A single infinite canvas is great for ideation, but bigger projects need structure. Pages and frames are the two organizing tools the Whiteboard gives you.

What this page helps you do

  • Split a big project into multiple pages within one whiteboard.

  • Use frames to group related items into clean blocks.

  • Navigate between pages quickly.


Pages

Each whiteboard has at least one page. Add more from the page panel on the side (or from the Pages menu).

Pages are useful when:

  • You have distinct topics in one project (game flow on page 1, card catalog on page 2, marketing brainstorm on page 3).

  • A single canvas has gotten too noisy, split when you can no longer scan the whole thing in one go.

  • You want a dedicated debrief space after a playtest without losing the design notes that came before.

Switch pages by clicking page tabs (or using the page picker).

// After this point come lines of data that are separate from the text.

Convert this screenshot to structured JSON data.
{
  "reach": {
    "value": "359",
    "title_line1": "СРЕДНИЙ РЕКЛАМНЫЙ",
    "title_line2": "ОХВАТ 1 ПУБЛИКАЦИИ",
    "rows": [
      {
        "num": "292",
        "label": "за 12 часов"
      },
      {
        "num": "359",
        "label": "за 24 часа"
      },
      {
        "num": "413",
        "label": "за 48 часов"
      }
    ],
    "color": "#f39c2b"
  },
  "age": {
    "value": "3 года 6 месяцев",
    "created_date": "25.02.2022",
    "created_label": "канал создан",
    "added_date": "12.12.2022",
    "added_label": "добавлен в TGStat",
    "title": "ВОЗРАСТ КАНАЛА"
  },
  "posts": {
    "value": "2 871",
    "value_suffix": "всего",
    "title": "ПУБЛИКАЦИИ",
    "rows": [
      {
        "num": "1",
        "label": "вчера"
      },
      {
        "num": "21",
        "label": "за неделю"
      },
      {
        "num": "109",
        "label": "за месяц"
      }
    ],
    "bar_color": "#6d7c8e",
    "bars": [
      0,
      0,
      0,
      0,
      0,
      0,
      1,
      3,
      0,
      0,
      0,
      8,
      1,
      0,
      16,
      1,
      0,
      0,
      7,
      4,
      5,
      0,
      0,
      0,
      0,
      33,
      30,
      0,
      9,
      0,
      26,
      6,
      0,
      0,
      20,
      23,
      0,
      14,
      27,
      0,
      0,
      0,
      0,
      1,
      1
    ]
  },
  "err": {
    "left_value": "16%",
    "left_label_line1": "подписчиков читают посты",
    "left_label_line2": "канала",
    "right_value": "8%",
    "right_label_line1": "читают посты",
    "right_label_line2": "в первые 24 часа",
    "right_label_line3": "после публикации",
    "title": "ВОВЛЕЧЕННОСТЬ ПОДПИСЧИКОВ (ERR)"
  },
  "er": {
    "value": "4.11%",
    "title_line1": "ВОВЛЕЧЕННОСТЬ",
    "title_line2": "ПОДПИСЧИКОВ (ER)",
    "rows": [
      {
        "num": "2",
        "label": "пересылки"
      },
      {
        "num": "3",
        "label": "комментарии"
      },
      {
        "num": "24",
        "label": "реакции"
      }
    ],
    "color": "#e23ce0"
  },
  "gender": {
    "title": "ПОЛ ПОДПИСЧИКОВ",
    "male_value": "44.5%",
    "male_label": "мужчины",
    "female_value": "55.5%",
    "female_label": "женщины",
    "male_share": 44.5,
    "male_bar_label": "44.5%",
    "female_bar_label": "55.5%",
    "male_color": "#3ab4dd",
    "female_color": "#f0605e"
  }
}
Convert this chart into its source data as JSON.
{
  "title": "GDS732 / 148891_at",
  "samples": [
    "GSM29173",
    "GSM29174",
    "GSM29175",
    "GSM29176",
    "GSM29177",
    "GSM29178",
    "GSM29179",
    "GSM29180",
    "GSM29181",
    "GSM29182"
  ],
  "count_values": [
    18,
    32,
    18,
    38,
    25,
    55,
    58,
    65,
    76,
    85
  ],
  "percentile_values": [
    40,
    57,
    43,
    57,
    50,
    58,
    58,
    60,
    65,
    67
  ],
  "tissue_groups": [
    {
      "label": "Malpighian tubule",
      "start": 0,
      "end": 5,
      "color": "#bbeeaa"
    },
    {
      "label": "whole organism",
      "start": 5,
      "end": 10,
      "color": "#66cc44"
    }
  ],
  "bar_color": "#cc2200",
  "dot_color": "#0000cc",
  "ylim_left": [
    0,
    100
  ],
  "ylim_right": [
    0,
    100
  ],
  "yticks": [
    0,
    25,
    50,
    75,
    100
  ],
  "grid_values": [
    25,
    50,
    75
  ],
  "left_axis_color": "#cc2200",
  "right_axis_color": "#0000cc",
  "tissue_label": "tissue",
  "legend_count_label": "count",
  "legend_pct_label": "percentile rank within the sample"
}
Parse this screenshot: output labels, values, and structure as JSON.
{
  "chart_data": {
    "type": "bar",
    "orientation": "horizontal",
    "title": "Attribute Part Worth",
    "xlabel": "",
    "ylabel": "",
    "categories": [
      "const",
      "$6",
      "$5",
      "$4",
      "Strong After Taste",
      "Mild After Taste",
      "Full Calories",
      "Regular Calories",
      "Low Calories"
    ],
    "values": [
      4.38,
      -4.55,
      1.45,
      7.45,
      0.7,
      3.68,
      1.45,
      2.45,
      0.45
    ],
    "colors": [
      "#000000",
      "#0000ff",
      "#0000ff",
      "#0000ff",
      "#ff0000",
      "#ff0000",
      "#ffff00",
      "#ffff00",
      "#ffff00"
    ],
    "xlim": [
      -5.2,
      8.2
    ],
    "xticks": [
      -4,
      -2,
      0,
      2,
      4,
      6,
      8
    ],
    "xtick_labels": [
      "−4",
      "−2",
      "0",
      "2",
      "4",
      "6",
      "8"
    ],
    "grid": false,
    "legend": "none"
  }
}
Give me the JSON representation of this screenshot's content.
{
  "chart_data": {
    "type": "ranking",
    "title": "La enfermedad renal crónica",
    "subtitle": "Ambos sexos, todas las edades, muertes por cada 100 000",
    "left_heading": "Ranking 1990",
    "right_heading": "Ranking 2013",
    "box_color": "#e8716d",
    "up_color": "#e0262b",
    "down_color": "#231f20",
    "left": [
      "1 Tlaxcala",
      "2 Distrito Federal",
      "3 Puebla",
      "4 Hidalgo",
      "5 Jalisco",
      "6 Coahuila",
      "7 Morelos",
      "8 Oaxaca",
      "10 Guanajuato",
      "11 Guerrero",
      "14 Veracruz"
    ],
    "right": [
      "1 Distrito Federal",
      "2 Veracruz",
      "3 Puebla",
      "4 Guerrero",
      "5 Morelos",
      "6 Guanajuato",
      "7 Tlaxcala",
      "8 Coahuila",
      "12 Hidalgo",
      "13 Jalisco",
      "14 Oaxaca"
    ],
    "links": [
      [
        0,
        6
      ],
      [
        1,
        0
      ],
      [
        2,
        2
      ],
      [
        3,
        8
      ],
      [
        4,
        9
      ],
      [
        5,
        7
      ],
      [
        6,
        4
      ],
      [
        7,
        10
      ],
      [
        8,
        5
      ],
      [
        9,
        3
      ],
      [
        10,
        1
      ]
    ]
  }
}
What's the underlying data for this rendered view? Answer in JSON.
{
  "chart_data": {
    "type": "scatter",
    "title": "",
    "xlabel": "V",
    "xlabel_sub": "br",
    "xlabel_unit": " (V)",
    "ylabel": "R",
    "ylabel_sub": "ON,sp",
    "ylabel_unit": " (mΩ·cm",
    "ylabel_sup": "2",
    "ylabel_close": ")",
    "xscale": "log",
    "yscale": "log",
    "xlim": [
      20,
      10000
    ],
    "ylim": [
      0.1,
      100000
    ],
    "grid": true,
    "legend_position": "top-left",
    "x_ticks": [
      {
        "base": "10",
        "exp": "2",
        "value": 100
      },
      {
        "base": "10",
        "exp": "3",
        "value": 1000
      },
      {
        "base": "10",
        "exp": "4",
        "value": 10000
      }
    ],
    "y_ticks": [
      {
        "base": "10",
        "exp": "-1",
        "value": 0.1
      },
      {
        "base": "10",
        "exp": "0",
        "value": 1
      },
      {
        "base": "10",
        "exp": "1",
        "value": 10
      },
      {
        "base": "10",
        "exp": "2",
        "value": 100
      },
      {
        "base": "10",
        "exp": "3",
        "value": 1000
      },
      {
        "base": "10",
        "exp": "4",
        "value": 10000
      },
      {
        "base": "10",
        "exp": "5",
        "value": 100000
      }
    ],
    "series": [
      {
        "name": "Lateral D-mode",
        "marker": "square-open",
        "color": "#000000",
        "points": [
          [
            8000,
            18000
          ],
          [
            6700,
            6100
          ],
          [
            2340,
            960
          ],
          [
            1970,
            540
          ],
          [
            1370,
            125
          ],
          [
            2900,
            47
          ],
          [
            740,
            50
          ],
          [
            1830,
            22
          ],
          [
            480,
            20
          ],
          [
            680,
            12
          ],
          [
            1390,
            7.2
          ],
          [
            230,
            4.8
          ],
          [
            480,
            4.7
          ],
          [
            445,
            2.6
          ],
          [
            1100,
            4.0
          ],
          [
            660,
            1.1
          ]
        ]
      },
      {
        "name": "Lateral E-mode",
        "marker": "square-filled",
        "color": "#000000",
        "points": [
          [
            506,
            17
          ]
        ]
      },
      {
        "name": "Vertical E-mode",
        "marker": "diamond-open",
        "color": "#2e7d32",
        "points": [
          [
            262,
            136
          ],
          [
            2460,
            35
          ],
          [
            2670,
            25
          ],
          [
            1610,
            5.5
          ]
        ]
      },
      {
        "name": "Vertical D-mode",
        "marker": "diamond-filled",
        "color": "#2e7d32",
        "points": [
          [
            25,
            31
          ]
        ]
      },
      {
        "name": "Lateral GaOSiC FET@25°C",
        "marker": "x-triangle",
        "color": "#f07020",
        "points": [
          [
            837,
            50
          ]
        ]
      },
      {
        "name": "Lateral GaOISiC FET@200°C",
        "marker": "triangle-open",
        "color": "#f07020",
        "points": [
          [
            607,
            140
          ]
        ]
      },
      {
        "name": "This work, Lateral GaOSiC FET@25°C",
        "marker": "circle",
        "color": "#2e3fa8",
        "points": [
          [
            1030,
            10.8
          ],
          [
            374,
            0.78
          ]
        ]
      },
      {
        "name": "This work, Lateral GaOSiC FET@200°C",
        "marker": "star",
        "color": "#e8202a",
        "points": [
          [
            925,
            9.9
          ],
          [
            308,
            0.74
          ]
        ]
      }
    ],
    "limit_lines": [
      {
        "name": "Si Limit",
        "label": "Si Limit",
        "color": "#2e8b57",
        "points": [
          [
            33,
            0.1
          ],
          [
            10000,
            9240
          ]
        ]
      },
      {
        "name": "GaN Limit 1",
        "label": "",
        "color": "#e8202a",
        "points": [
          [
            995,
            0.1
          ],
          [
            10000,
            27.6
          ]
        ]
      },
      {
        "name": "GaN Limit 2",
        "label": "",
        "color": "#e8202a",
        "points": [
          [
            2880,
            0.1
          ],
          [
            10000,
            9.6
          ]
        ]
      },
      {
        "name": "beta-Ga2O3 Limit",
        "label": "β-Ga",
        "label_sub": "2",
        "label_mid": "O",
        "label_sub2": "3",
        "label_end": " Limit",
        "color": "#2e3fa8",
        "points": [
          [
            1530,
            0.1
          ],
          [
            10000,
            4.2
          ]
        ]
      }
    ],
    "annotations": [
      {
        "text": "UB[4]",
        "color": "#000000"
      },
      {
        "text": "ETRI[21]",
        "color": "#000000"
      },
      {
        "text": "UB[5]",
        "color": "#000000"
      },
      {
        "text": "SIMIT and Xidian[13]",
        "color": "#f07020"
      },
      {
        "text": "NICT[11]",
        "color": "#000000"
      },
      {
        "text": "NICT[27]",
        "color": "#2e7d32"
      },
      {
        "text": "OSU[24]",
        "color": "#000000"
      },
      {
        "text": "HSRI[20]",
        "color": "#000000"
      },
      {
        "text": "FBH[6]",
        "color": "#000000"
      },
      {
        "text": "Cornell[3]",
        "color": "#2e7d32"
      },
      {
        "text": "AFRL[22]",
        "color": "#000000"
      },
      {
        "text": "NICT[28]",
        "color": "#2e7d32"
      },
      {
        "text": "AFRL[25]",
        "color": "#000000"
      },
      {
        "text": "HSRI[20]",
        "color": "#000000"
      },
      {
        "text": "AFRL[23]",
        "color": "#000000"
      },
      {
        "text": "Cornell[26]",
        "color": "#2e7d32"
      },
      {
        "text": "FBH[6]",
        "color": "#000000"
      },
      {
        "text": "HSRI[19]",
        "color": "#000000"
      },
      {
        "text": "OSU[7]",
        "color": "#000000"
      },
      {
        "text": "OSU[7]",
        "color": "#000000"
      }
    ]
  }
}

All pages of a single whiteboard share the same access permissions and live in the same multiplayer session.

Renaming, reordering, and deleting pages

In the page panel:

  • Rename by double-clicking the page name.

  • Reorder by dragging.

  • Duplicate to copy a page (useful for iteration variants).

  • Delete to remove a page. Confirms before deleting.

Deleting a page is permanent. If you want to keep the content but get it out of the way, rename it to "Archive, [date]" and move it to the end.


Frames

A frame is a labeled rectangle that groups other items into a logical block. Frames don't change what's inside them; they just mark a boundary and a name.

To add a frame:

  1. Pick the Frame tool from the toolbar.

  2. Drag on the canvas to draw the frame's outline.

  3. Click the frame's title to give it a name.

Now anything you place inside the frame is associated with it:

  • Move the frame and the contents move with it.

  • Resize the frame and it doesn't reflow contents (you adjust them manually).

  • Delete the frame and you can choose whether to delete contents too.

Use cases for frames

  • Sections of a moodboard: "Reference art", "Card layouts", "Box ideas".

  • Phases of a brainstorm: "Diverge", "Converge", "Decide".

  • Game state diagrams: each game phase as its own frame, arrows connecting them.

  • Live session structure: pre-set frames for "What worked", "What didn't", "Next experiments" before a debrief, so participants drop notes into the right block.

Exporting frames

When exporting, you can pick a single frame to export rather than the whole page. Useful when you want to share one block with a publisher without the rough notes around it. See Sharing and exporting.


Page vs frame, when to use which

Rough rule:

  • Page when the content is genuinely separate (different topics, no visual flow between them).

  • Frame when the content is connected but you want a labeled block.

If you're not sure, start with frames on one page. Split into pages later when you find yourself zooming out a lot to find what you're looking for.


Tips & common questions

Can I link from one page to another? You can manually add text like "see Page 2" but there's no automatic hyperlink between pages today. The page picker is the navigation tool.

Can I have a frame inside a frame? Frames within frames work in most cases, useful for nested structure (e.g. "Game phases" frame containing "Setup", "Round", "End" frames).

Can I move items between pages? Yes, select items, cut (Cmd/Ctrl + X), switch pages, paste.

My frame title isn't showing. Check that the frame is large enough; very small frames hide the title to avoid covering the contents. Make the frame bigger or zoom in.

Can I lock a frame so its contents don't accidentally move? Yes, select the frame and pick Lock. Both the frame and its contents become immovable until unlocked.